The results of the present study suggest that at a low dose the antipseudomonas agent piperacillin may induce cross-resistance to levofloxacin when combined with ROS in vivo . In addition, it should be noted that the MIC of meropenem was increased on the same condition, although the increase did not result in resistance to this drug.

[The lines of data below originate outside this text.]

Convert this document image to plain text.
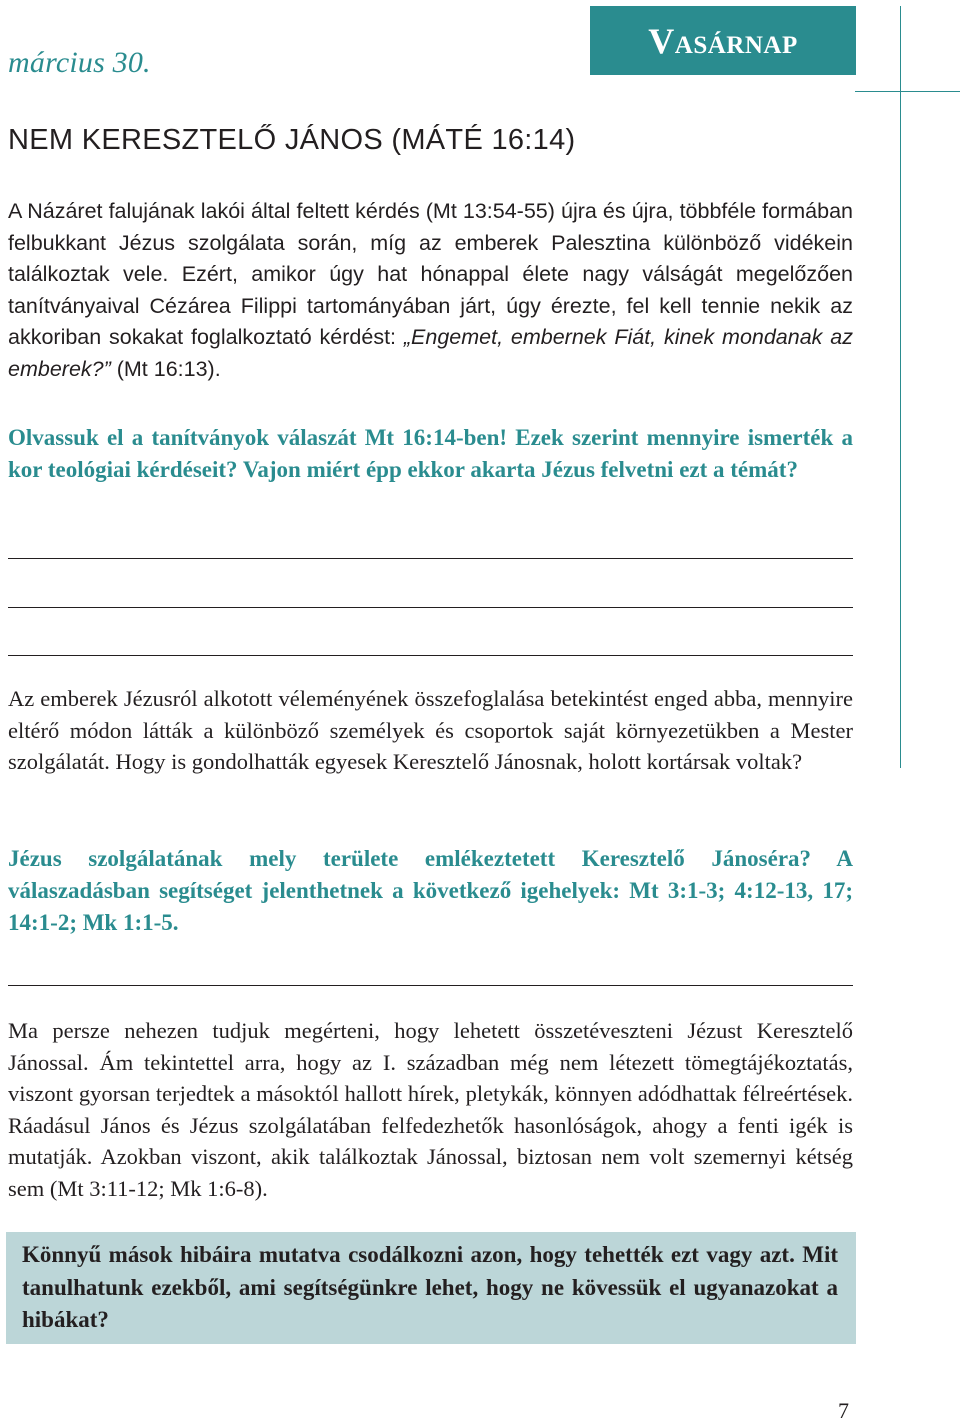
március 30.
Vasárnap
NEM KERESZTELŐ JÁNOS (MÁTÉ 16:14)

A Názáret falujának lakói által feltett kérdés (Mt 13:54-55) újra és újra, többféle formában felbukkant Jézus szolgálata során, míg az emberek Palesztina különböző vidékein találkoztak vele. Ezért, amikor úgy hat hónappal élete nagy válságát megelőzően tanítványaival Cézárea Filippi tartományában járt, úgy érezte, fel kell tennie nekik az akkoriban sokakat foglalkoztató kérdést: „Engemet, embernek Fiát, kinek mondanak az emberek?” (Mt 16:13).

Olvassuk el a tanítványok válaszát Mt 16:14-ben! Ezek szerint mennyire ismerték a kor teológiai kérdéseit? Vajon miért épp ekkor akarta Jézus felvetni ezt a témát?

Az emberek Jézusról alkotott véleményének összefoglalása betekintést enged abba, mennyire eltérő módon látták a különböző személyek és csoportok saját környezetükben a Mester szolgálatát. Hogy is gondolhatták egyesek Keresztelő Jánosnak, holott kortársak voltak?

Jézus szolgálatának mely területe emlékeztetett Keresztelő Jánoséra? A válaszadásban segítséget jelenthetnek a következő igehelyek: Mt 3:1-3; 4:12-13, 17; 14:1-2; Mk 1:1-5.

Ma persze nehezen tudjuk megérteni, hogy lehetett összetéveszteni Jézust Keresztelő Jánossal. Ám tekintettel arra, hogy az I. században még nem létezett tömegtájékoztatás, viszont gyorsan terjedtek a másoktól hallott hírek, pletykák, könnyen adódhattak félreértések. Ráadásul János és Jézus szolgálatában felfedezhetők hasonlóságok, ahogy a fenti igék is mutatják. Azokban viszont, akik találkoztak Jánossal, biztosan nem volt szemernyi kétség sem (Mt 3:11-12; Mk 1:6-8).

Könnyű mások hibáira mutatva csodálkozni azon, hogy tehették ezt vagy azt. Mit tanulhatunk ezekből, ami segítségünkre lehet, hogy ne kövessük el ugyanazokat a hibákat?

7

The in vitro MDR phenomenon, observed in the present study, was suppressed by the addition of the ROS inhibitor DHL-His-Zn (α-lipoic acid derivative). This agent is an antioxidant in which histidine and zinc are bound to α-lipoic acid. Its clinical applications, such as suppression of hair loss due to oxidative stress induced by antineoplastic agents in rats and suppression of in vitro colon cancer cell growth, have been investigated [17,19]. Traditionally, in vitro studies on bacterial antibiotic resistance have been conducted using bacteria and antibiotics. The present study also included ROS as a biological factor, providing an in vitro experimental system reflecting in vivo conditions. In the present situation, new multidrug resistant bacteria are increasing in the world, drug resistance suppression by combining DHL-His-Zn may improve the therapeutic outcomes of intractable infections. Anti-ROS agents should be investigated to solve the global problem caused by multidrug resistant Gram-negative bacilli.

In conclusion, we demonstrated multidrug resistance acquisition in P. aeruginosa stimulated with a low dose of piperacillin and oxidative stress using ROS as a biological factor. Although high-dose penicillin treatments have recently been recommended according to the PK-PD theory, they can be employed in a small number of countries in the world. In infectious diseases, such as deep abscesses and CF, antibacterial agents are less likely to migrate to the sites of infection, which may result in low exposure of pathogenic bacteria to antibiotics. Under such conditions, oxidative stress causes gene mutations, which may result in the emergence of multidrug resistant bacteria. Our findings suggest, for potential infection by P. aeruginosa , high doses of antipseudomonas agents should be administered in combination with antioxidants (e.g., DHL-His-Zn) to improve therapeutic effects and prevent the emergence of multidrug resistant bacteria.

Acknowledgement

We thank Yasuko Kariya and Tomoko Ito of IDAC, Tohoku University for technical assistance.

Conflict of Interest

The authors declare that they have no competing interest.